Who is Amanuensis Best For?
For the privacy-conscious developer: You want to maintain a social media footprint but refuse to send your drafts to OpenAI or Anthropic servers. This tool ensures that all data remains within your local environment, giving you full ownership over your AI-assisted creative process.
For the autonomous systems researcher: You are interested in the mechanics of human-in-the-loop AI systems and want to study how deterministic pipelines can be used to constrain LLM behavior. Amanuensis provides a concrete, working example of a multi-stage agentic workflow that you can inspect and modify.
For the power user with home-lab hardware: You have underutilized GPU capacity and want to experiment with agentic workflows that extend beyond basic LLM chatting. If you are comfortable managing systemd services and debugging Python environments, this tool turns your home server into a sophisticated content creation engine.

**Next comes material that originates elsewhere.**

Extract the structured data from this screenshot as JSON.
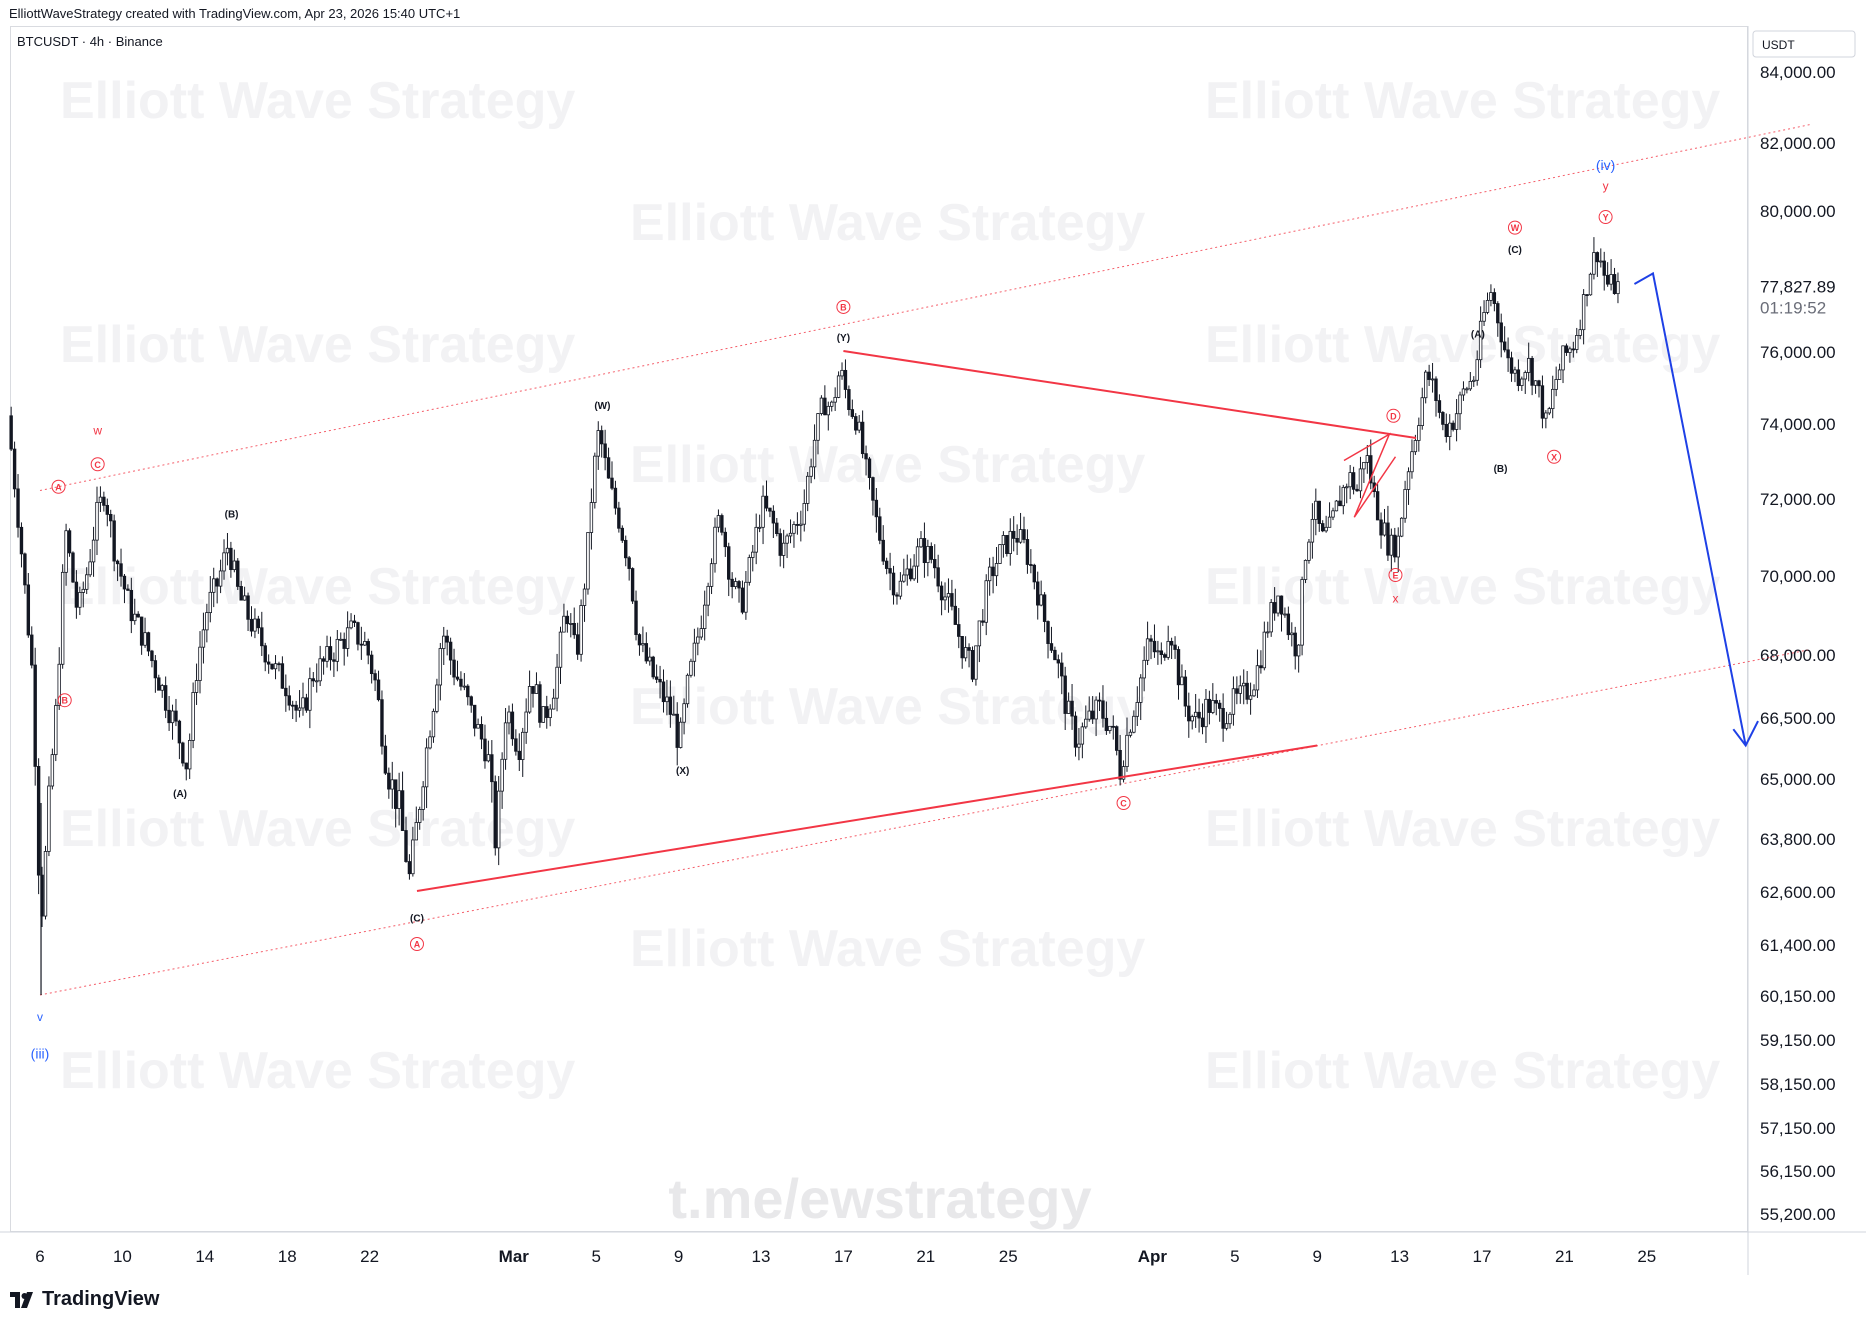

Alternatives to Amanuensis
If you prefer cloud-based automation, tools like Zapier or Make.com allow for easier integration with various social platforms but lack the granular, local-first control of Amanuensis. For those looking for pure LLM automation without the complex human-veto layer, platforms like Autogpt offer more aggressive, albeit less supervised, autonomous agent features. However, Amanuensis remains the superior choice for users who prioritize factual integrity and privacy, as it uniquely refuses to post anything that has not been explicitly reviewed by a human finger on a mobile screen.
Final Verdict: Is Amanuensis Worth It?
Amanuensis is an exceptional piece of engineering for those who view AI as a drafting partner rather than a replacement. While it demands a high level of technical competency to deploy and maintain, the trade-off is a truly private, hallucination-free, and cost-effective automation pipeline.